Methods: A retrospective analysis of the Healthcare Cost and Utilization Project’s Kids’ Inpatient Database from the years 1997 to 2016 was performed. Patients, 29 days to 20 years, with meningococcal disease were selected using respective ICD 9 and ICD 10 codes. Mid-year population for the age group was obtained from US Census Bureau to calculate hospitalization rates per 100,000 population. Trend analyses (StatCalc, CDC) were performed to evaluate hospitalization rate, prevalence, and case fatality rate of meningococcal disease from 1997-2016.

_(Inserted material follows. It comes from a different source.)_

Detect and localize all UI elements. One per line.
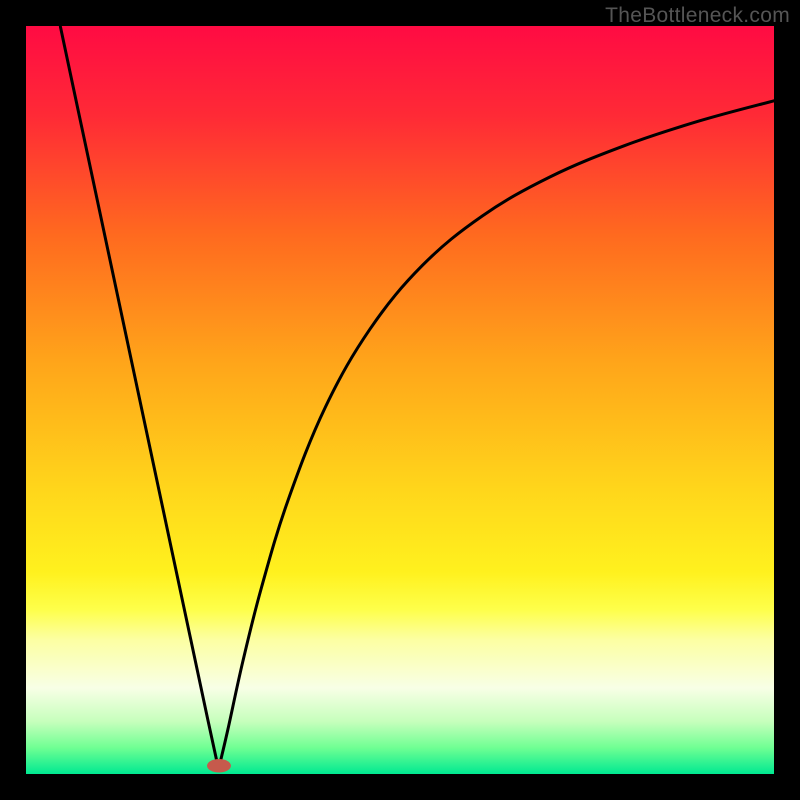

Results: The meningococcal disease hospitalization rate in the general population decreased from 0.25/100,000 individuals in 1997 to 0.02/100,000 individuals in 2016 (p < 0.001). Among those who were hospitalized, the prevalence decreased from 6.8/10,000 discharges in 1997 to 0.8/10,000 discharges in 2016 (p < 0.001) The overall prevalence during the study period was 2.7/10,000 discharges. The majority of the discharges with meningococcal disease were male (57%) and in white (48.1%)). The median age of patients with meningococcal disease was 5 years (IQR:1-14) and the length of stay was 6 days (IQR:3-8). The median length of stay for survivors of meningococcal disease was 6 days (IQR: 4-9), but for those who died it was 1 day (IQR: 0-2). The case fatality rate for meningococcal disease was 5.5%. Age-specific mortality was highest in late-adolescents (8.1%) and lowest in infants (4.8%). Mortality was higher when associated with hemodialysis 29.6% (OR:7.5, 95% CI: 3.4-16.7) and mechanical ventilation 22.1% (OR:10.3, 95% CI: 7.3-14.6). Amputation was performed in 1.4% of patients. There was no change in the case fatality rate of meningococcal disease during the study period (p=0.09).
Conclusion: From 1997 to 2016, the prevalence of meningococcal disease declined while the case fatality rate was unchanged. The reasons for unchanged case fatality rate with meningococcal disease in the era of the Surviving Sepsis Campaign should be explored.